DAY HAD BROKEN cold and gray, exceedingly cold and gray, when the man turned aside from the main Yukon trail and climbed the high earth-bank, where a dim and little-travelled trail led eastward through the fat spruce timberland. It was a steep bank, and he paused for breath at the top, excusing the act to himself by looking at his watch. It was nine o'clock. There was no sun nor hind of sun, though there was not a cloud in the sky. It was a clear day, and yet there seemed an intangible pall over the face of things, a subtle gloom that made the day dark, and that was due to the absence of sun. This fact did not worry the man.
He was used to the lack of sun. It had been days since he had seen the sun, and he knew that a few more days must pass before that cheerful orb, due south, would just peep above the sky line and dip immediately from view.
The man flung a look back along the way he had come.
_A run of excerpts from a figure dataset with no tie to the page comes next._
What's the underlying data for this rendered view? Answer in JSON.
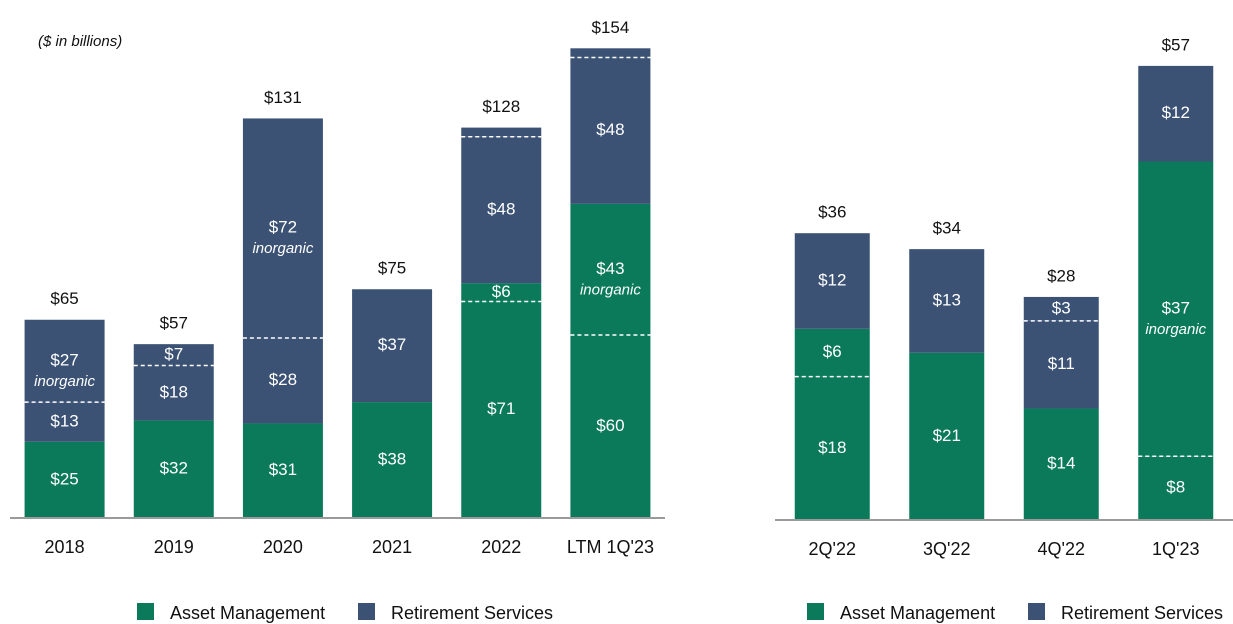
{
  "chart_data": [
    {
      "type": "bar",
      "stacked": true,
      "subtitle": "($ in billions)",
      "categories": [
        "2018",
        "2019",
        "2020",
        "2021",
        "2022",
        "LTM 1Q'23"
      ],
      "ylim": [
        0,
        160
      ],
      "series": [
        {
          "color": "#0a7a5a",
          "values": [
            25,
            32,
            31,
            38,
            71,
            60
          ],
          "value_labels": [
            "$25",
            "$32",
            "$31",
            "$38",
            "$71",
            "$60"
          ]
        },
        {
          "color": "#0a7a5a",
          "values": [
            null,
            null,
            null,
            null,
            6,
            43
          ],
          "value_labels": [
            null,
            null,
            null,
            null,
            "$6",
            "$43"
          ],
          "notes": [
            null,
            null,
            null,
            null,
            null,
            "inorganic"
          ]
        },
        {
          "color": "#3b5275",
          "values": [
            13,
            18,
            28,
            37,
            48,
            48
          ],
          "value_labels": [
            "$13",
            "$18",
            "$28",
            "$37",
            "$48",
            "$48"
          ]
        },
        {
          "color": "#3b5275",
          "values": [
            27,
            7,
            72,
            null,
            3,
            3
          ],
          "value_labels": [
            "$27",
            "$7",
            "$72",
            null,
            null,
            null
          ],
          "notes": [
            "inorganic",
            null,
            "inorganic",
            null,
            null,
            null
          ]
        }
      ],
      "totals": [
        65,
        57,
        131,
        75,
        128,
        154
      ],
      "total_labels": [
        "$65",
        "$57",
        "$131",
        "$75",
        "$128",
        "$154"
      ],
      "legend": [
        {
          "name": "Asset Management",
          "color": "#0a7a5a"
        },
        {
          "name": "Retirement Services",
          "color": "#3b5275"
        }
      ]
    },
    {
      "type": "bar",
      "stacked": true,
      "categories": [
        "2Q'22",
        "3Q'22",
        "4Q'22",
        "1Q'23"
      ],
      "ylim": [
        0,
        60
      ],
      "series": [
        {
          "color": "#0a7a5a",
          "values": [
            18,
            21,
            14,
            8
          ],
          "value_labels": [
            "$18",
            "$21",
            "$14",
            "$8"
          ]
        },
        {
          "color": "#0a7a5a",
          "values": [
            6,
            null,
            null,
            37
          ],
          "value_labels": [
            "$6",
            null,
            null,
            "$37"
          ],
          "notes": [
            null,
            null,
            null,
            "inorganic"
          ]
        },
        {
          "color": "#3b5275",
          "values": [
            12,
            13,
            11,
            12
          ],
          "value_labels": [
            "$12",
            "$13",
            "$11",
            "$12"
          ]
        },
        {
          "color": "#3b5275",
          "values": [
            null,
            null,
            3,
            null
          ],
          "value_labels": [
            null,
            null,
            "$3",
            null
          ]
        }
      ],
      "totals": [
        36,
        34,
        28,
        57
      ],
      "total_labels": [
        "$36",
        "$34",
        "$28",
        "$57"
      ],
      "legend": [
        {
          "name": "Asset Management",
          "color": "#0a7a5a"
        },
        {
          "name": "Retirement Services",
          "color": "#3b5275"
        }
      ]
    }
  ]
}
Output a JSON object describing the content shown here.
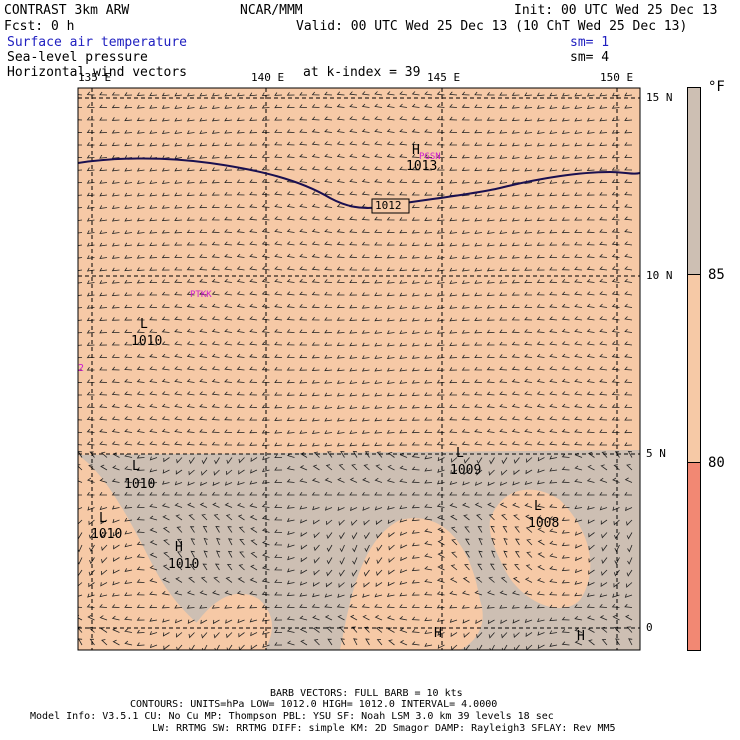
{
  "header": {
    "model": "CONTRAST  3km ARW",
    "center": "NCAR/MMM",
    "init": "Init: 00 UTC Wed 25 Dec 13",
    "fcst": "Fcst:   0 h",
    "valid": "Valid: 00 UTC Wed 25 Dec 13 (10 ChT Wed 25 Dec 13)",
    "field1": "Surface air temperature",
    "field1_sm": "sm= 1",
    "field2": "Sea-level pressure",
    "field2_sm": "sm= 4",
    "field3": "Horizontal wind vectors",
    "kindex": "at k-index =  39"
  },
  "map": {
    "lon_labels": [
      "135 E",
      "140 E",
      "145 E",
      "150 E"
    ],
    "lat_labels": [
      "15 N",
      "10 N",
      "5 N",
      "0"
    ],
    "isobar_label": "1012",
    "pressure_centers": [
      {
        "letter": "H",
        "value": "1013"
      },
      {
        "letter": "L",
        "value": "1010"
      },
      {
        "letter": "L",
        "value": "1009"
      },
      {
        "letter": "L",
        "value": "1010"
      },
      {
        "letter": "L",
        "value": "1008"
      },
      {
        "letter": "L",
        "value": "1010"
      },
      {
        "letter": "H",
        "value": "1010"
      },
      {
        "letter": "H",
        "value": ""
      },
      {
        "letter": "H",
        "value": ""
      }
    ],
    "station_labels": [
      "PGSN",
      "PTKK",
      "2"
    ],
    "colors": {
      "warm": "#f6c9a6",
      "land": "#cdbfb3",
      "line": "#1a1050",
      "magenta": "#d020d0"
    }
  },
  "legend": {
    "unit": "°F",
    "labels": [
      "85",
      "80"
    ],
    "colors": [
      "#cdbfb3",
      "#f6c9a6",
      "#f28873"
    ]
  },
  "footer": {
    "line1": "BARB VECTORS:  FULL BARB = 10 kts",
    "line2": "CONTOURS:  UNITS=hPa  LOW=   1012.0      HIGH=   1012.0      INTERVAL=    4.0000",
    "line3": "Model Info: V3.5.1    CU: No Cu     MP: Thompson     PBL: YSU      SF: Noah LSM    3.0 km   39 levels    18 sec",
    "line4": "LW: RRTMG    SW: RRTMG   DIFF: simple KM: 2D Smagor DAMP: Rayleigh3  SFLAY: Rev MM5"
  }
}
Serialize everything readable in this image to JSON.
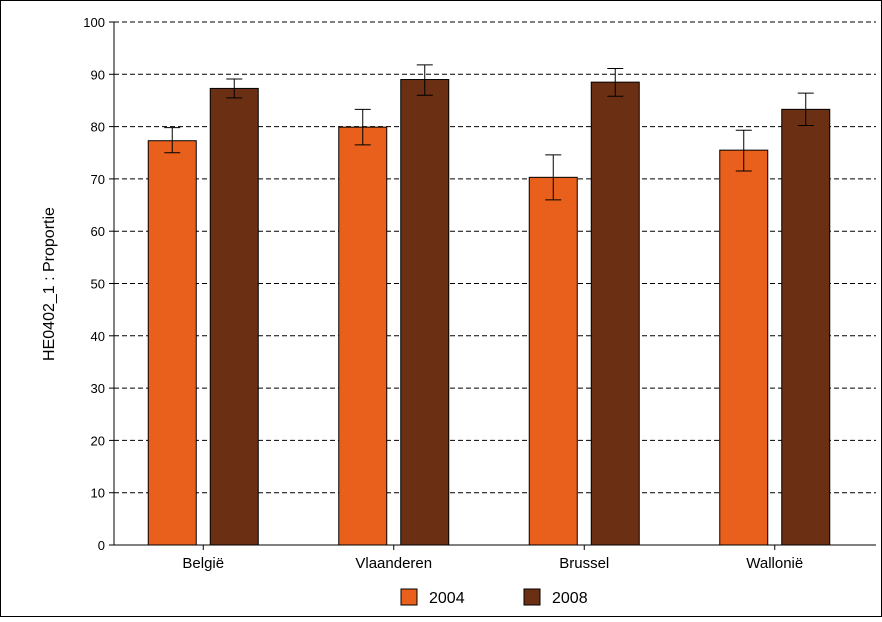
{
  "chart_data": {
    "type": "bar",
    "title": "",
    "xlabel": "",
    "ylabel": "HE0402_1 : Proportie",
    "ylim": [
      0,
      100
    ],
    "yticks": [
      0,
      10,
      20,
      30,
      40,
      50,
      60,
      70,
      80,
      90,
      100
    ],
    "grid": true,
    "legend_position": "bottom",
    "categories": [
      "België",
      "Vlaanderen",
      "Brussel",
      "Wallonië"
    ],
    "series": [
      {
        "name": "2004",
        "color": "#e8601c",
        "values": [
          77.3,
          79.9,
          70.3,
          75.5
        ],
        "err_low": [
          75.0,
          76.5,
          66.0,
          71.5
        ],
        "err_high": [
          79.8,
          83.3,
          74.6,
          79.3
        ]
      },
      {
        "name": "2008",
        "color": "#6b2f14",
        "values": [
          87.3,
          89.0,
          88.5,
          83.3
        ],
        "err_low": [
          85.5,
          86.0,
          85.8,
          80.2
        ],
        "err_high": [
          89.1,
          91.8,
          91.1,
          86.4
        ]
      }
    ]
  }
}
The Yukon lay a mile wide and hidden under three feet of ice. On top of this ice were as many feet of snow. It was all pure white, rolling in gentle undulations where the ice jams of the freeze-up had formed. North and south, as far as his eye could see, it was unbroken white, save for a dark hairline that curved and twisted from around the spruce-covered island to the south, and that curved and twisted away into the north, where it disappeared behind another spruce-covered island. This dark hairline was the trail — the main trail — that led south five hundred miles to the Chilcoot Pass, Dyea, and salt water; and that led north seventy miles to Dawson, and still on to the north a thousand miles to Nulato, and finally to St. Michael, on Bearing Sea, a thousand miles and half a thousand more.
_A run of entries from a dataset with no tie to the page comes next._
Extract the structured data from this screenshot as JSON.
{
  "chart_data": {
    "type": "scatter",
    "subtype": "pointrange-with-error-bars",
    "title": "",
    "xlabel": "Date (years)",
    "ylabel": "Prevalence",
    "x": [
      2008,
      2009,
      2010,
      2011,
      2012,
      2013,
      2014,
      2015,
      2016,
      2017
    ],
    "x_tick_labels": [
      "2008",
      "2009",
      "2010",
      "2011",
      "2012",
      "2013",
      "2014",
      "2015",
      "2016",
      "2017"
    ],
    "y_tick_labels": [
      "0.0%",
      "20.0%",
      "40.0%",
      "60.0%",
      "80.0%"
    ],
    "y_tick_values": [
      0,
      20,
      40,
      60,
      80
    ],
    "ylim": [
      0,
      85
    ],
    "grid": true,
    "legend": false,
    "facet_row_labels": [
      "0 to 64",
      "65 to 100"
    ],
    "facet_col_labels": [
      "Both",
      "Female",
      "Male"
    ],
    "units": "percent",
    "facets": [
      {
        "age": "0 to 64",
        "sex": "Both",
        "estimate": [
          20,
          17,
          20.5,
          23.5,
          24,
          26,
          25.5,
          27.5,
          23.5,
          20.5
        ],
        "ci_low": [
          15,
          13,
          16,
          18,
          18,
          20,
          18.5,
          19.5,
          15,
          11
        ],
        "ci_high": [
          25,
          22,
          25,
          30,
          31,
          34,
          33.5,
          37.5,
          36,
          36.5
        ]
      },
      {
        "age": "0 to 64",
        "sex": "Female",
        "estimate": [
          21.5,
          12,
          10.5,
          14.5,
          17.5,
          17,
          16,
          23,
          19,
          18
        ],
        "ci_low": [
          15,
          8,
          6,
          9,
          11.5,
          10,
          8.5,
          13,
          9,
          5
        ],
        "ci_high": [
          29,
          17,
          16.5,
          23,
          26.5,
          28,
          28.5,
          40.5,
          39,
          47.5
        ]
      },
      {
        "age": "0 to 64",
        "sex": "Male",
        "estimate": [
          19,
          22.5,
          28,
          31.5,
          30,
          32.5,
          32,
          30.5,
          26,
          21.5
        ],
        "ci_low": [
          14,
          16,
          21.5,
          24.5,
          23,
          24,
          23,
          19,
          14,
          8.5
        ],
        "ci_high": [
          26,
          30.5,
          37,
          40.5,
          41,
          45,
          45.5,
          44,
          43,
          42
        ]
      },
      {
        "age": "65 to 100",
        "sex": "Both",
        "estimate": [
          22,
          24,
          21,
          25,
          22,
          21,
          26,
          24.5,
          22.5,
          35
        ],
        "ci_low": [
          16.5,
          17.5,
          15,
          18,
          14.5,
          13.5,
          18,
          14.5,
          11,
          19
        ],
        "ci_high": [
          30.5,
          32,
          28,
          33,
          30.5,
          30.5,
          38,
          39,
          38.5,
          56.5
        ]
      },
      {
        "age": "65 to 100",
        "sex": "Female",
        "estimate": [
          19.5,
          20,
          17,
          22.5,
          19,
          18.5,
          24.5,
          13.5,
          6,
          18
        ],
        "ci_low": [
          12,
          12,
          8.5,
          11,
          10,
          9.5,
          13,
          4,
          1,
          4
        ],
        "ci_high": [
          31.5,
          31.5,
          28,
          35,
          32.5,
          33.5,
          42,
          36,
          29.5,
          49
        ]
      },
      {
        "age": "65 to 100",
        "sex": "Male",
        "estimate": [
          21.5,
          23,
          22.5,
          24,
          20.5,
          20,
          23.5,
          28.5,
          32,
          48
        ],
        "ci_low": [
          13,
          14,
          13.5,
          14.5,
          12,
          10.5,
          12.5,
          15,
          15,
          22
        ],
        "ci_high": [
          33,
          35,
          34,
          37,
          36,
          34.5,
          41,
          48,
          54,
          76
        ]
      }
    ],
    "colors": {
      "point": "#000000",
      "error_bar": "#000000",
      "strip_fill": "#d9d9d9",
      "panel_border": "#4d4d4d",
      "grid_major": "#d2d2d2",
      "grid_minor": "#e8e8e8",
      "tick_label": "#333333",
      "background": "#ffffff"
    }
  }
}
But all this — the mysterious, far-reaching hairline trail, the absence of sun from the sky, the tremendous cold, and the strangeness and weirdness of it all — made no impression on the man. It was not because he was long used to it. He was a newcomer in the land, a “chechaquo”, and this was his first winter. The trouble with him was that he was without imagination. He was quick and alert in the things of life, but only in the things, and not in the significances. Fifty degrees below zero meant eighty odd degrees of frost. Such fact impressed him as being cold and uncomfortable, and that was all. It did not lead him to meditate upon his frailty in general, able only to live within certain narrow limits of heat and cold; and from there on it did not lead him to the conjectural field of immortality and man's place in the universe. Fifty degrees below zero stood for a bite of frost that hurt and that must be guarded against by the use of mittens, ear flaps, warm moccasins, and thick socks. Fifty degrees below zero was to him just precisely fifty degrees below zero. That there should be anything more to it than that was a thought that never entered his head.
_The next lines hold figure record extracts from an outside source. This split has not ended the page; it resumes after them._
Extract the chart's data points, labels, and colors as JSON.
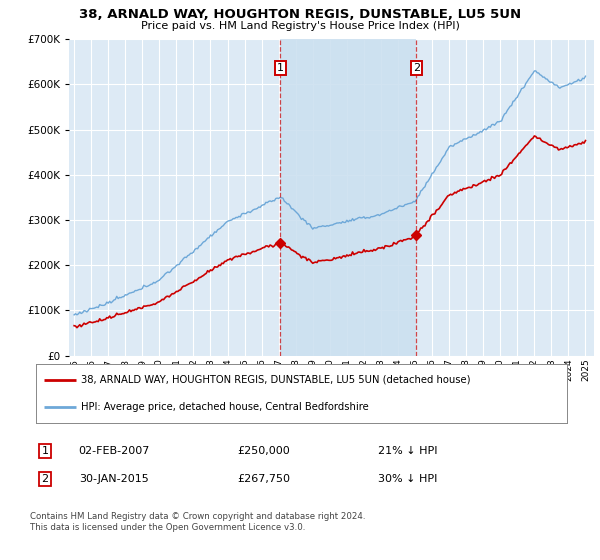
{
  "title": "38, ARNALD WAY, HOUGHTON REGIS, DUNSTABLE, LU5 5UN",
  "subtitle": "Price paid vs. HM Land Registry's House Price Index (HPI)",
  "legend_line1": "38, ARNALD WAY, HOUGHTON REGIS, DUNSTABLE, LU5 5UN (detached house)",
  "legend_line2": "HPI: Average price, detached house, Central Bedfordshire",
  "annotation1_date": "02-FEB-2007",
  "annotation1_price": "£250,000",
  "annotation1_hpi": "21% ↓ HPI",
  "annotation2_date": "30-JAN-2015",
  "annotation2_price": "£267,750",
  "annotation2_hpi": "30% ↓ HPI",
  "footnote": "Contains HM Land Registry data © Crown copyright and database right 2024.\nThis data is licensed under the Open Government Licence v3.0.",
  "sale1_year": 2007.1,
  "sale2_year": 2015.08,
  "sale1_price": 250000,
  "sale2_price": 267750,
  "red_color": "#cc0000",
  "blue_color": "#6ea8d8",
  "shade_color": "#cce0f0",
  "background_color": "#ffffff",
  "plot_bg_color": "#ddeaf5",
  "grid_color": "#ffffff",
  "ylim": [
    0,
    700000
  ],
  "xlim_start": 1994.7,
  "xlim_end": 2025.5
}
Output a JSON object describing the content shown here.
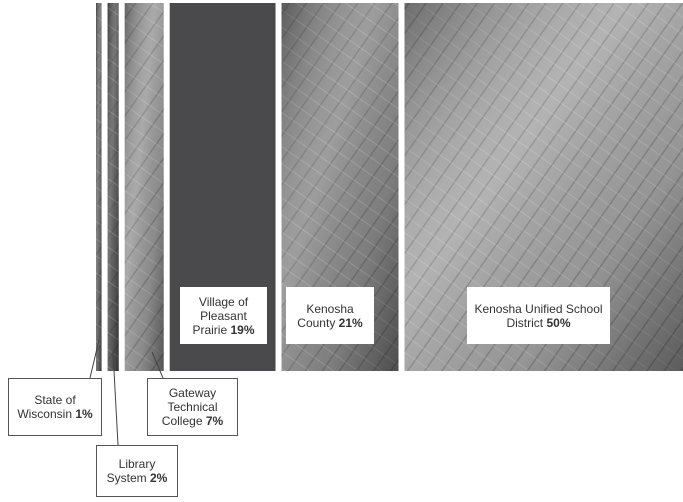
{
  "chart_data": {
    "type": "proportion-bar",
    "categories": [
      "State of Wisconsin",
      "Library System",
      "Gateway Technical College",
      "Village of Pleasant Prairie",
      "Kenosha County",
      "Kenosha Unified School District"
    ],
    "values": [
      1,
      2,
      7,
      19,
      21,
      50
    ],
    "value_labels": [
      "1%",
      "2%",
      "7%",
      "19%",
      "21%",
      "50%"
    ],
    "colors": [
      "#6e6e6e",
      "#5e5e5e",
      "#9a9a9a",
      "#4a4a4c",
      "#8c8c8c",
      "#a6a6a6"
    ]
  }
}
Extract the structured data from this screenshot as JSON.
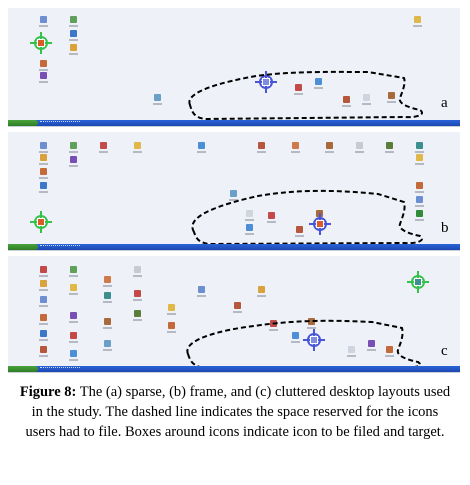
{
  "panels": [
    {
      "label": "a",
      "name": "sparse"
    },
    {
      "label": "b",
      "name": "frame"
    },
    {
      "label": "c",
      "name": "cluttered"
    }
  ],
  "caption": {
    "figure_label": "Figure 8:",
    "text": "The (a) sparse, (b) frame, and (c) cluttered desktop layouts used in the study. The dashed line indicates the space reserved for the icons users had to file. Boxes around icons indicate icon to be filed and target."
  },
  "colors": {
    "desktop": "#eef1f8",
    "taskbar": "#2a64d8",
    "start_button": "#49a33b",
    "source_marker": "#35c24a",
    "target_marker": "#4755d6"
  }
}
As he turned to go, he spat speculatively. There was a sharp, explosive crackle that startled him. He spat again. And again, in the air, before it could fall to the snow, the spittle crackled. He knew that at fifty below spittle crackled on the snow, but this spittle had crackled in the air. Undoubtedly it was colder than fifty below — how much colder he did not know. But the temperature did not matter. He was bound for the old claim on the left fork of Henderson Creek, where the boys were already.